What's your favorite thing about yourself?
My intensity.

Do you have a personal motto?
Remember who you are. It's embarrassing that it's so simple. It's from The Lion King, and I have it on an old, rotten pin that I got in the Disney Store for my daughter when she was around four. In business, in life, in the world, everybody's trying to make you forget who you are and have you be somebody else or try it differently or wedge yourself into a particular role. I have learned that that never works for me.

If you could be any form of transportation, what would it be?
The Chunnel. It's sleek, it's refined, it's high-end. It's advanced and evolved technology, but it's still a train. You can have the first-class version or be incredibly comfortable with the regular, economy class. And you really feel like you get some place fabulous and fast.
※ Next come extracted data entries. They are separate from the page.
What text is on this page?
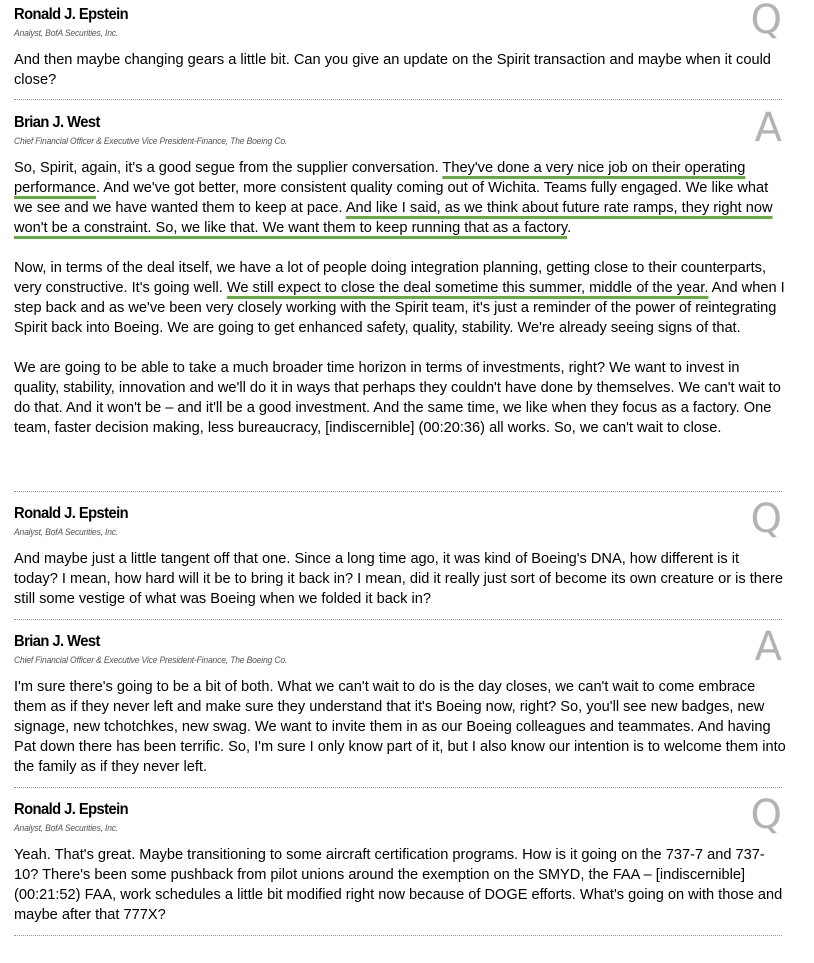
Ronald J. Epstein
Analyst, BofA Securities, Inc.	Q

And then maybe changing gears a little bit. Can you give an update on the Spirit transaction and maybe when it could close?

Brian J. West
Chief Financial Officer & Executive Vice President-Finance, The Boeing Co.	A

So, Spirit, again, it's a good segue from the supplier conversation. They've done a very nice job on their operating performance. And we've got better, more consistent quality coming out of Wichita. Teams fully engaged. We like what we see and we have wanted them to keep at pace. And like I said, as we think about future rate ramps, they right now won't be a constraint. So, we like that. We want them to keep running that as a factory.

Now, in terms of the deal itself, we have a lot of people doing integration planning, getting close to their counterparts, very constructive. It's going well. We still expect to close the deal sometime this summer, middle of the year. And when I step back and as we've been very closely working with the Spirit team, it's just a reminder of the power of reintegrating Spirit back into Boeing. We are going to get enhanced safety, quality, stability. We're already seeing signs of that.

We are going to be able to take a much broader time horizon in terms of investments, right? We want to invest in quality, stability, innovation and we'll do it in ways that perhaps they couldn't have done by themselves. We can't wait to do that. And it won't be – and it'll be a good investment. And the same time, we like when they focus as a factory. One team, faster decision making, less bureaucracy, [indiscernible] (00:20:36) all works. So, we can't wait to close.

Ronald J. Epstein
Analyst, BofA Securities, Inc.	Q

And maybe just a little tangent off that one. Since a long time ago, it was kind of Boeing's DNA, how different is it today? I mean, how hard will it be to bring it back in? I mean, did it really just sort of become its own creature or is there still some vestige of what was Boeing when we folded it back in?

Brian J. West
Chief Financial Officer & Executive Vice President-Finance, The Boeing Co.	A

I'm sure there's going to be a bit of both. What we can't wait to do is the day closes, we can't wait to come embrace them as if they never left and make sure they understand that it's Boeing now, right? So, you'll see new badges, new signage, new tchotchkes, new swag. We want to invite them in as our Boeing colleagues and teammates. And having Pat down there has been terrific. So, I'm sure I only know part of it, but I also know our intention is to welcome them into the family as if they never left.

Ronald J. Epstein
Analyst, BofA Securities, Inc.	Q

Yeah. That's great. Maybe transitioning to some aircraft certification programs. How is it going on the 737-7 and 737-10? There's been some pushback from pilot unions around the exemption on the SMYD, the FAA – [indiscernible] (00:21:52) FAA, work schedules a little bit modified right now because of DOGE efforts. What's going on with those and maybe after that 777X?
If you could be any rock star, who would you be?
Cyndi Lauper. She's so real. And she's okay that she's 50, and she talks about it. A lot. She still climbed the rafters at the Beacon Theater.  Her mom was in the audience and she said -- and I'm paraphrasing --  "Mom, you're not going to like this but I have to tell this story. We were poor," she said. "And you used to go to work, and I knew you worked hard. We didn't have much. And, and," she said something like "My brother and I used to turn on the music, and we would jump all over the furniture and dance our hearts out. Sometime around then, I made a decision that there were two ways to live in the world. You can live like one of these joyless people who just sees everything sad and bad. Or you could live with a constant, reinforcing, energizing joy. I chose joy." It was just that pure. She touched me so. And then she burst into an explosive rendition of "Sunny Side of the Street." Unforgettable. Just unforgettable. I used to vacillate between Janis Joplin and Grace Slick when I was a kid. When Joplin died, I figured Grace was a better choice. Last year Cyndi's performance sealed the deal for me.

What are three things that you couldn't live without?
I'm the boss so I get to have four.

Flowers, Jordan (my daughter), the people I love -- and SENSEI.